5) MISC : FY12/14 Rev+4% RM9.3b  Net+5% RM2.2b  EPS 49.4s Div 10s
 
           Results 8% ahead of cons RM1.93b
 
For 12 months yoy, higher revenue was attributable to improved freight rates in petroleum business, commencement of finance lease of FPSO Cendor and higher earning days in LNG business. However, the chemical business recorded lower revenue from a smaller fleet of operating vessels while different phases of project construction caused a decline in heavy engineering revenue. Group operating profit +19%, PBT +8% mainly from improved freight rates in petroleum business, commence of finance lease of FPSO Cendor & lower operating costs. Segmental, revenue from Energy Related Shipping (ERS) was +1.5% mainly from improved freight rates while operating profit was +40%. Revenue from the Other Energy Business (OEB) was +9% but recorded lower operating profit by 17% due to lower revenue and additional cost incurred for certain projects in heavy engineering in the current year. Qoq, revenue was +5%, while PBT +101% due to gains on disposal of assets through finance lease & higher share of profit of JVs & associates - Ahead, group performance will continue to be underpinned by secured recurring income from long term contracts in the LNG shipping business. However it will be challenging in the O&G service segment, given the reduction in capex & opex by major oil companies in a low oil price environment. Although the petroleum tanker segment might benefit from the current low crude oil price environment, muted earnings is expected from the division in FY15 as rates remain below breakeven level (USD20,000- 22,000/day). Chemical tanker segment's recovery is expected to be flattish.

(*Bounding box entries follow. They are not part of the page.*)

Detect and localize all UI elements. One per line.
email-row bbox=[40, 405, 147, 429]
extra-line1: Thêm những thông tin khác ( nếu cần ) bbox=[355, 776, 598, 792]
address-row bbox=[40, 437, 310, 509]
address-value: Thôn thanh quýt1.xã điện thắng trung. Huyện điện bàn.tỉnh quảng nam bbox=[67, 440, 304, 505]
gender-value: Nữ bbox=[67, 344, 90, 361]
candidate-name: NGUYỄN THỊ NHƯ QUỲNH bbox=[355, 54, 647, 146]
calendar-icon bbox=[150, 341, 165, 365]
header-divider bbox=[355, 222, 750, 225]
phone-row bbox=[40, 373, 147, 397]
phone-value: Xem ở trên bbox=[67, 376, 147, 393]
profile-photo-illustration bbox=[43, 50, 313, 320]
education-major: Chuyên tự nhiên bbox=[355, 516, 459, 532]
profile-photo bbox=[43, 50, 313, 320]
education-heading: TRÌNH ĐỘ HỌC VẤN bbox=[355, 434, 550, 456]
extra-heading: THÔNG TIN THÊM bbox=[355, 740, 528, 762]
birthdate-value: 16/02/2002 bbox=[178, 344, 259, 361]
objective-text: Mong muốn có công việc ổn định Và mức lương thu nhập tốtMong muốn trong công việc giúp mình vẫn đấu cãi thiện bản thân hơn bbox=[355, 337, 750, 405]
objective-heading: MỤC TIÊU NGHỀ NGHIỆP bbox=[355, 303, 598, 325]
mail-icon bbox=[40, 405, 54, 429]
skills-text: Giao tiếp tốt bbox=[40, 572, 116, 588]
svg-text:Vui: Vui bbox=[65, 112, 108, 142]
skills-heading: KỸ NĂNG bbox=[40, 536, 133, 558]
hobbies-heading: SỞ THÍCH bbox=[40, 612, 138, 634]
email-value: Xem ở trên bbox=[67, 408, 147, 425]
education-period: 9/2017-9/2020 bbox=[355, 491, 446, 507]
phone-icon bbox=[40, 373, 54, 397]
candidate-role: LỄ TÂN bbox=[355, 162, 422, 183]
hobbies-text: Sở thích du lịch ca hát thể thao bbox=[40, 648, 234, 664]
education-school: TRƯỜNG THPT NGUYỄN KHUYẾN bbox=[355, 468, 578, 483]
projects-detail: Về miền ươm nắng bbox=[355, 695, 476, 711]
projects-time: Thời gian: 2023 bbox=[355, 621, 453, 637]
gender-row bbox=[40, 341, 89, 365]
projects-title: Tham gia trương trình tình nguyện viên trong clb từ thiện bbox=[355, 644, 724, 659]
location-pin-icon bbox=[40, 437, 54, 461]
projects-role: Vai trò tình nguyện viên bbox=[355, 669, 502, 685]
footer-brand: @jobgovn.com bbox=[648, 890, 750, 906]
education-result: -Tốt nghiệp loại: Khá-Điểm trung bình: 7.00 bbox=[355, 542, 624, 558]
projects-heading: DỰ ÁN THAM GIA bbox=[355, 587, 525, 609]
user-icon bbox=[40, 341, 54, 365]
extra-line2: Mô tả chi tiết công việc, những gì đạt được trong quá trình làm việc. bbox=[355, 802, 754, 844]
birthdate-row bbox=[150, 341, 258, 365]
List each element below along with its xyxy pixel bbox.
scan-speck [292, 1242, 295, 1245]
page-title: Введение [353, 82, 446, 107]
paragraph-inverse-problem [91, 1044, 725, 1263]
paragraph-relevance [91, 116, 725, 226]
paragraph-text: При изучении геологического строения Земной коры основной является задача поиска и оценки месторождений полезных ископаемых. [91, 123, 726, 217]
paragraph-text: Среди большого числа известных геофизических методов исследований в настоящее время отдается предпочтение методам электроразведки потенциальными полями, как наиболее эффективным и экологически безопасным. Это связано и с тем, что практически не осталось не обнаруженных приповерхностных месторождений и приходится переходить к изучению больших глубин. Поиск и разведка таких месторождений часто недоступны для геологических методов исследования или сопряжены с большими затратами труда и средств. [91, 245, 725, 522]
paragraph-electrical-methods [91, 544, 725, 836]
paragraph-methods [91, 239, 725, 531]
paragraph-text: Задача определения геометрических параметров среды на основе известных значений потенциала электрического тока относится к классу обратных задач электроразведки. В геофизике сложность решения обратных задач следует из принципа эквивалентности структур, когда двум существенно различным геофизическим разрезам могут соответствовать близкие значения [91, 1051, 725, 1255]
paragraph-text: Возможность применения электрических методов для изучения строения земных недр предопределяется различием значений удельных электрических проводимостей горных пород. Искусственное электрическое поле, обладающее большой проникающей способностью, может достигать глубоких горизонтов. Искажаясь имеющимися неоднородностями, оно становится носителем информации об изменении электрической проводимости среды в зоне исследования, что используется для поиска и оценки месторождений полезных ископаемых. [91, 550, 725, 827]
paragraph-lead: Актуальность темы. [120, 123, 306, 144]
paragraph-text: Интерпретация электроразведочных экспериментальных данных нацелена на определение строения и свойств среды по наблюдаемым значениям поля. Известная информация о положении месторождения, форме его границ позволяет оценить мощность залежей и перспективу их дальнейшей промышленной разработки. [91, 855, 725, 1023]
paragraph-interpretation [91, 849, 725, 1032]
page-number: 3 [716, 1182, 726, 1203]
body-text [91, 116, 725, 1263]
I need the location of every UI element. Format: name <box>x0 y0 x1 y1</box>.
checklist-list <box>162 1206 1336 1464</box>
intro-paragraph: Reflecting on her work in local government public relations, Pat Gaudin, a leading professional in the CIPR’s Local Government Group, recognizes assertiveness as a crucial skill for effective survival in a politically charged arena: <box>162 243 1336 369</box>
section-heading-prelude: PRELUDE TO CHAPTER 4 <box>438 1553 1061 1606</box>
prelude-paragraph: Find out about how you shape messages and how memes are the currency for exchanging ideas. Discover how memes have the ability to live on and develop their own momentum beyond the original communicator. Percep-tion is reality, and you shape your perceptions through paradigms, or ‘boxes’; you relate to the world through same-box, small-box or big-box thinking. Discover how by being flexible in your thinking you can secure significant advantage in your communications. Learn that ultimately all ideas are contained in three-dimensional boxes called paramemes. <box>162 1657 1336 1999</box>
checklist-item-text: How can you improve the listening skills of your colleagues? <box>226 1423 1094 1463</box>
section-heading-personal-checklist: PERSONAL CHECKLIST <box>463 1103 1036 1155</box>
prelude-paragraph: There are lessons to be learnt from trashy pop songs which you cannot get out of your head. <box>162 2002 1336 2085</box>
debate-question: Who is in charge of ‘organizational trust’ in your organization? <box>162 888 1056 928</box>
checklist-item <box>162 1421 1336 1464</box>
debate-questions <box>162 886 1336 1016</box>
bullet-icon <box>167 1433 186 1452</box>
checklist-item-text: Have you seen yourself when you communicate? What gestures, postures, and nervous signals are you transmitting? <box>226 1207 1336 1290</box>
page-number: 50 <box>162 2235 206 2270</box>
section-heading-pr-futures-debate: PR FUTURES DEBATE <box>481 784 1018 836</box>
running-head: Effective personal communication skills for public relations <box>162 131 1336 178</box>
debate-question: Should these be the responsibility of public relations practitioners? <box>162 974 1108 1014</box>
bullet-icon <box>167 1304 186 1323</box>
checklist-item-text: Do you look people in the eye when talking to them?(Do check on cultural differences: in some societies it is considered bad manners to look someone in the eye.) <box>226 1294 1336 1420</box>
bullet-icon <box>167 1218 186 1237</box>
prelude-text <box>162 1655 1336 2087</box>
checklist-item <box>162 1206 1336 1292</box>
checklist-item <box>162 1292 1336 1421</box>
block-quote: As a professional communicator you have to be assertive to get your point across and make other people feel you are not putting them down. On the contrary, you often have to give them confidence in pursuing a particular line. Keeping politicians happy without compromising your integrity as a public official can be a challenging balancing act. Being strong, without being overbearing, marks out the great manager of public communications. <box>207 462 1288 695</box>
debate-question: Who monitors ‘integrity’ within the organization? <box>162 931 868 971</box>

With 5 Puteri-class LNG vessels slated to go out of charter in the next 3 years and significantly higher vessel deliveries expected in the coming years, we expect the LNG earnings to be softer as older vessels look to secure new LNG contracts with potentially lower rates than before; Trim into strength.
 
                                                                                                                                                                BARAKAH : announced that its wholly-owned subsidiary, PBJV Group Sdn Bhd has received a Letter of Award from PETRONAS Carigali Sdn Bhd (PCSB) for the provision of engineering, procurement, fabrication, installation, commissioning and maintenance works of pig trap system in Peninsular Malaysia, Sabah and Sarawak. Award is for the duration from 23 January 2015 to 22 January 2018, with extension option of one year. The pig trap system is essentially a facility to launch and receive pipe inspection gauges ("PIG"), which are used to run through internal section of pipelines from one end to the other end for inspection and maintenance of pipelines. The total value of the Contract will depend on the actual work orders to be issued by PCSB during the Contract period ; +ve, contract expected to contribute positively towards the earnings and net assets per share of Barakah Group. Orderbook remains strong at RM2.0b which will span till 2018, with a bid-book of RM2.0b. Management guided that 85% of its bid-book is predominantly overseas jobs in Saudi Arabia, Vietnam and Indonesia. On the domestic front, management remains upbeat on securing more onshore pipeline installation jobs, especially in Pengerang. Group is expecting OB replenishment of RM400-500m worth of work orders in 2015 - Accumulate.
 
 
6) Market : We expect trading to remain cautious, as the market may face some selling pressure ahead due to the uncertain economic outlook. However, downside may be limited, supported by the stabilization of crude price and strengthening of the Ringgit.